Los Angeles is famous for images of female entertainers who set the standards for fashion with their idealized beauty and trendy clothes. However, the alluring women depicted in The Max Palevsky Collection of Japanese Woodblock Prints were more likely to have been discovered in tea houses than anywhere on Sunset Strip. Portraits of Japanese women from the pleasure quarters of Edo make up an important part of a unique group of ukiyo-e prints that Palevsky began acquiring more than 25 years ago. His decision to limit his holdings to 50 works forced the collector to continuously sell prints in order to acquire works of higher quality. Eleven images of elegant beauties by Suzuki Harunobu, courtesans depicted by Hosoda Eishó and Kitagawa Utamaro, and selections from Katsushika Hokusai's famed series, Thirty-Six Views of Mt. Fuji, are among the highlights of Palevsky’s remarkable collection of late 18th- to early 19th-century prints. Many of these woodblocks are so revered today for their aesthetic beauty that it is easy to forget that they were originally produced by artists hired to interpret popular culture for a mass media market (Los Angeles County Museum of Art, West Hollywood).

Shaping the Great City: Modern Architecture in Central Europe, 1890-1937 is a scholarly exhibition that presents films, plans, drawings, photographs, and examples of posters as well as book design. The exhibition explores ideas relating to the design of modern architecture in numerous cities in central Europe. Laid out like a city, the installation was originally designed by the Vienna-based firm Coop Himmelb(l)au, and experiencing it almost overshadows the contents of the show.
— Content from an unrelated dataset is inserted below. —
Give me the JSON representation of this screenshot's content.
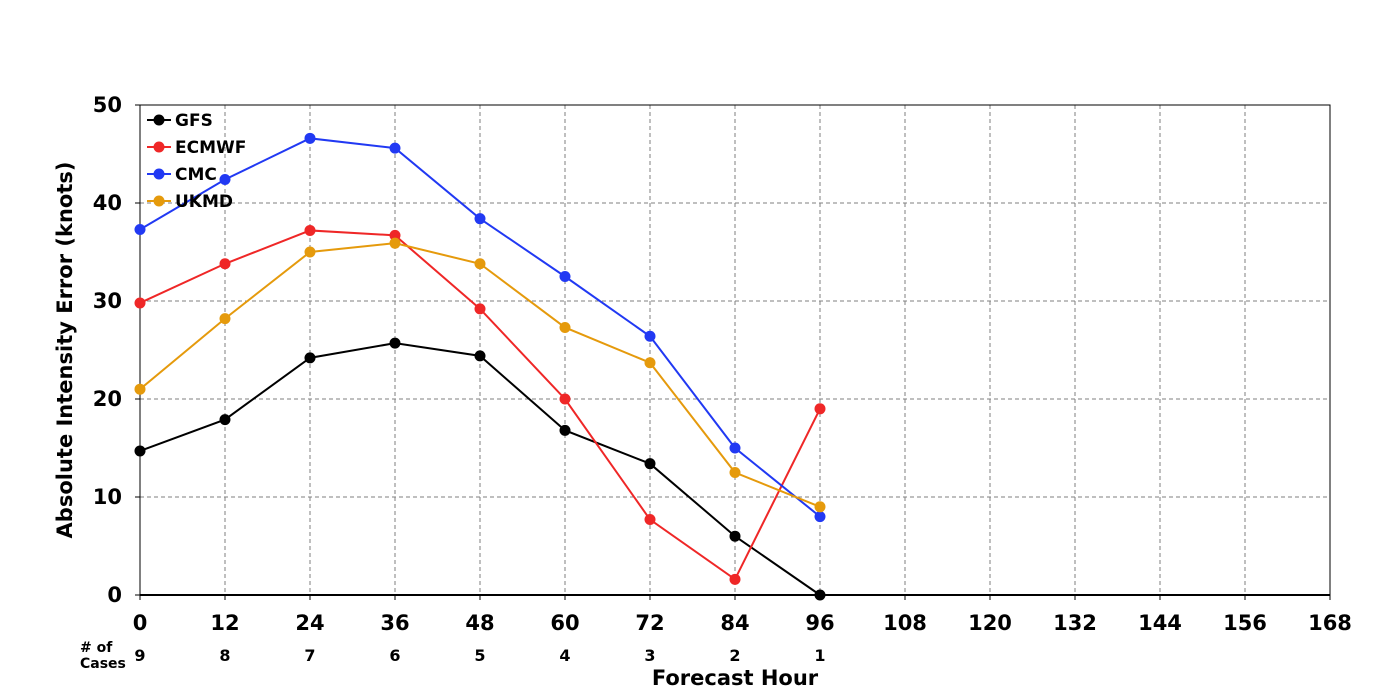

They use large steel frames to organize the different cities represented here. The idea was to create the experience of being in an urban space. The structure can be thought of as being like giant tinker toys, or scaffolding that provides a structure that one cannot only move through but also see through. The look is purposely industrial. Each gallery is meant to be its own city. There are even plazas (with places to sit) incorporated into the exhibition layout. As one walks through the exhibition one can enter into different rooms to view the work about each city. As in a city, one can wander down the main avenues or into smaller alleyways. There are things to look at straight ahead as well as above and below. Included are not only static works, like drawings and architectural renderings, but also animations, documentary footage and explanatory texts that give one a sense of these places at the time.

This exhibition presents ideas for projects both realized and not. Urban plans and proposals expose the social tensions of the era and the ways artists, architects and designers sought to reorganize the structure of the city. Ideas on how to manipulate the flow of pedestrian traffic to allow the walker to experience the city as a series of suprising, unexpected views are explored (J. Paul Getty Museum, West Los Angeles).